Il viaggio

29.07.2024

La partenza.

Il primo giorno sola, senza il portafogli pieno.

Dopo aver fatto colazione, pagata questa volta da altri, salgo in stazione e l'istinto è quello di entrare in libreria per comprare un libro o dei libri da leggere in treno… realizzo di non avere soldi a disposizione, vago per un po' dentro e fuori dalla libreria… e in un istante mi ritrovo dentro un bar, in fila alla cassa per un cappuccino… ma di nuovo esco… respiro un attimo, mi fermo a guardare le persone, mi sento un po' persa… raccolgo il mio bagaglio lasciato temporaneamente in un angolo del bar e mi avvio verso il binario.

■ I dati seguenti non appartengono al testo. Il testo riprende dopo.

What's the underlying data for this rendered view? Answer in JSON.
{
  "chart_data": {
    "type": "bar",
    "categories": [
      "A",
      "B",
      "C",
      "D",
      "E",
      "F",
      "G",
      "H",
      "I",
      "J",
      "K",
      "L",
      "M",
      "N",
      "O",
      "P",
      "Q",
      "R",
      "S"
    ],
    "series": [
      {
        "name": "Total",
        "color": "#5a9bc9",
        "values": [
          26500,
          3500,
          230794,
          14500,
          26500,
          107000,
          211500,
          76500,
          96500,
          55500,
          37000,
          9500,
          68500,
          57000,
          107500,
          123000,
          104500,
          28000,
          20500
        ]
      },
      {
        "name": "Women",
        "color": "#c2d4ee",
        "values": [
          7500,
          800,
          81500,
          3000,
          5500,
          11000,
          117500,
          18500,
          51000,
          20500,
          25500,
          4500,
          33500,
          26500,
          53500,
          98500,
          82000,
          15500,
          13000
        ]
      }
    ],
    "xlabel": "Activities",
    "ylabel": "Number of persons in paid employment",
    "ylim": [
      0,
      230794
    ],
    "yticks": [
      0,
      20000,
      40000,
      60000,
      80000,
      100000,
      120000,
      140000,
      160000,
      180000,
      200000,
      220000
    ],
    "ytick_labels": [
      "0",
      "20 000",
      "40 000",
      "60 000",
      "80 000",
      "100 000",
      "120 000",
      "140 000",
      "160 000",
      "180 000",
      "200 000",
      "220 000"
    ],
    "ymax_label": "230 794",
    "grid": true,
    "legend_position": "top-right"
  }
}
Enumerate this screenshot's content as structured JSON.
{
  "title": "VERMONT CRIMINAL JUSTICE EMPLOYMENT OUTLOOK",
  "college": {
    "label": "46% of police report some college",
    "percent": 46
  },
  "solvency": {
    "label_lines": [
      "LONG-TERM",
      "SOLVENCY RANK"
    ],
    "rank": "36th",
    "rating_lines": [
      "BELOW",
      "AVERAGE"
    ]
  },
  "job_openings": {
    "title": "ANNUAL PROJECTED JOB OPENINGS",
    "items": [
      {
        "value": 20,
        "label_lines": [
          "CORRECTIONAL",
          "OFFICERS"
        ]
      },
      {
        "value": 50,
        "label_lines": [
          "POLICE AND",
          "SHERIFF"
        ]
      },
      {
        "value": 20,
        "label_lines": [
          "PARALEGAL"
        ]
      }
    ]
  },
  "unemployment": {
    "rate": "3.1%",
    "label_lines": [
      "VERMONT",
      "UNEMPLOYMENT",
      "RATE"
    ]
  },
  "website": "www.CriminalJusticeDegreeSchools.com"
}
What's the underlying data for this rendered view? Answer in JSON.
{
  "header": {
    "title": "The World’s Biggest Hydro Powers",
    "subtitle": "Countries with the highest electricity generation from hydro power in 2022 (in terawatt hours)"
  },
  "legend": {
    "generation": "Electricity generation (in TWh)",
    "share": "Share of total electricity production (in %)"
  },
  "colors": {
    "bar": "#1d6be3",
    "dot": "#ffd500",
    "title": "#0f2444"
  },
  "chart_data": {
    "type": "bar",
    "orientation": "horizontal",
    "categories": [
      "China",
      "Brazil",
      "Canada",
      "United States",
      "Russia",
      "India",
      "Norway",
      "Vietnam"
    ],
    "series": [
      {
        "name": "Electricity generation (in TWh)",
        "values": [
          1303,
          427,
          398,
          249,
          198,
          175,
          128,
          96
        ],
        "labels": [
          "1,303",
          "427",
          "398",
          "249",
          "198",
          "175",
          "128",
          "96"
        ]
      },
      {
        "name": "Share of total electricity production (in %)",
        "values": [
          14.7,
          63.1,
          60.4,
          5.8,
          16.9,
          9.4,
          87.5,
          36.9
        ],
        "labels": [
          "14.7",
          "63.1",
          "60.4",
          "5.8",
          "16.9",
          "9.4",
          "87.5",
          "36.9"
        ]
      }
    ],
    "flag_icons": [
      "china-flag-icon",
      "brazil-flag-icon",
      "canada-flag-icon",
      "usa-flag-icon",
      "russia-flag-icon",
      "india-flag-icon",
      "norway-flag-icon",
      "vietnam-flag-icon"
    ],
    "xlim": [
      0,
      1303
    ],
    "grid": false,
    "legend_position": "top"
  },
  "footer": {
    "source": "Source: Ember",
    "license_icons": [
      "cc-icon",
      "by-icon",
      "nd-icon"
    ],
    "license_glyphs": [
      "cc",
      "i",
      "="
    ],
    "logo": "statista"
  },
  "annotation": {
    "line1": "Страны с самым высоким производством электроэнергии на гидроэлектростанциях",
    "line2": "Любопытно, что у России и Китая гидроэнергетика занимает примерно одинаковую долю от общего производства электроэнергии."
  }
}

Sul treno i primi pensieri…

Non l'avrei mai detto, sento il vuoto e sto bene nel vuoto, quel vuoto del quale ho sempre avuto paura ora mi sta facendo piacevole compagnia. Sola con i miei pensieri, libera. Il peso degli impegni quotidiani portati avanti con fatica, ma anche con quella passività che non mi faceva probabilmente sentire ciò che invece dentro di me era già presente. E' come fermarsi a sentire il canto degli uccellini, lo si percepisce bene nel silenzio del bosco.

Nel contempo nasce un pensiero… scusami, scusami, scusami, scusami. Ti ho fatto troppo male… ti ho deluso. La vergogna mi ha impedito di darti quell'abbraccio e di lasciare due righe scritte.

Treno "frecciarossa" 9803 delle 7,45 carrozza 1 posto 11 verso Bologna per indefiniti giorni da passare ospite di un'amica… e vediamo poi dove mi porterà veramente questo treno, almeno con la mia mente. Ancora mi domando come possa essere stata così sorda e così cieca nel non vedere che stavo sgretolando qualcosa di meraviglioso… la mia famiglia!

Sono qui sola su una comoda poltrona verso l'ignoto, soprattutto della mente e… non l'avrei mai detto, sento il vuoto e sto bene nel vuoto, quel vuoto del quale ho sempre avuto paura ora mi sta facendo piacevole compagnia. Sola con i miei pensieri, libera. Il peso degli impegni quotidiani portati avanti con fatica, ma anche con quella passività che non mi faceva probabilmente sentire ciò che invece dentro di me era già presente. E' come fermarsi a sentire il canto degli uccellini, lo si percepisce bene nel silenzio del bosco. Abbandonata sulla comoda poltrona osservo il mondo come mai avevo fatto, almeno negli ultimi concitati anni della mia vita. Mi lascio servire un tea caldo con biscottini… e sì, sul freccia rossa lo fanno!.. Sono in uno stato di quiete, sola con me stessa, ma quieta! Un po' serena e un po' a piangere, ma ora sento le mie emozioni… e lo definirei il tepore delle emozioni… belle, meno belle, ma pur sempre emozioni… e in questo modo sono presente al presente!